Using Lexical Properties of Handwritten Equations to Estimate the Correctness of Students’ Solutions to Engineering Problems

Publication Information


  • Thomas F. Stahovich, University of California
  • Hanlung Lin, University of California & Amazon
  • Justin Gyllen, University of California


  • 459-483


  • Educational data mining, Digital ink, Problem solving, Handwritten equations, Smartpen


  • We present a technique that examines handwritten equations from a student’s solution to an engineering problem and from this estimates the correctness of the work. More specifically, we demonstrate that lexical properties of the equations correlate with the grade a human grader would assign. We characterize these properties with a set of features that include the number of occurrences of various classes of symbols and binary and tripartite sequences of them. Support vector machine (SVM) regression models trained with these features achieved a correlation of r = .433 (p< .001) on a combined set of six exam problems.
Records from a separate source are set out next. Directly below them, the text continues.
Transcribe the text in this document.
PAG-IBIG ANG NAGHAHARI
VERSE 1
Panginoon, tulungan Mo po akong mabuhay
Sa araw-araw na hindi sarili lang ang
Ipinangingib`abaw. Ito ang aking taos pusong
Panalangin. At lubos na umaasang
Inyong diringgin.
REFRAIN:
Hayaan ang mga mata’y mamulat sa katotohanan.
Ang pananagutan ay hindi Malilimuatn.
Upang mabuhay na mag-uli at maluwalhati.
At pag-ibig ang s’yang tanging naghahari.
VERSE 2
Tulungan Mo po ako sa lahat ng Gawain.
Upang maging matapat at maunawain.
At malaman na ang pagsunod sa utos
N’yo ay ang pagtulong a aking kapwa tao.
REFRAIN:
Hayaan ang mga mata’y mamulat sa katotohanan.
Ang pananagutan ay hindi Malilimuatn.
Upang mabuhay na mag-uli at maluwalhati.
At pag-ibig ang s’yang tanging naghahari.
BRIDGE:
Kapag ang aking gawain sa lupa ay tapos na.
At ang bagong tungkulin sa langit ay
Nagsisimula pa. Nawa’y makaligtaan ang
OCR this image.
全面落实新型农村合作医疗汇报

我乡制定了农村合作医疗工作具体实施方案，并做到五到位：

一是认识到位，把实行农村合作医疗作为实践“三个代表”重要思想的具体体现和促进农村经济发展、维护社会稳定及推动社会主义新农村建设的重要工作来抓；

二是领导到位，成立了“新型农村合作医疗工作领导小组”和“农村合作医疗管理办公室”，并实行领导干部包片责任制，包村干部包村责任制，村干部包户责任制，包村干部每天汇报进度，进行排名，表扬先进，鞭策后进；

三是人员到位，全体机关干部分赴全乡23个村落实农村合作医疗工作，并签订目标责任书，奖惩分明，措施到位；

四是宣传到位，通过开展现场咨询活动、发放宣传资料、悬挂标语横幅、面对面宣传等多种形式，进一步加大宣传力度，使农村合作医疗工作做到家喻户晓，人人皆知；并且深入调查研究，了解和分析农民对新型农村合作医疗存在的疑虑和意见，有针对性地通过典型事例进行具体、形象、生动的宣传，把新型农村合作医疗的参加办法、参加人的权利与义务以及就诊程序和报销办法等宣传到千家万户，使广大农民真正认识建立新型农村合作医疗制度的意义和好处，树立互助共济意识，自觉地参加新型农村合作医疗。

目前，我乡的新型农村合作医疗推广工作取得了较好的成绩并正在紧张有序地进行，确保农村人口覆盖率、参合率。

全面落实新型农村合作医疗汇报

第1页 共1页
Prior work suggests that the number of long pauses in the writing that occur as a student solves a problem correlates with correctness. We found that combining this pause feature with our lexical features produced more accurate predictions than using either type of feature alone. SVM regression models trained using an optimized subset of three lexical features and the pause feature achieved an average correlation with grade across the six problems of r = .503 (p< .001). These techniques are an important step toward creating systems that can automatically assess handwritten coursework.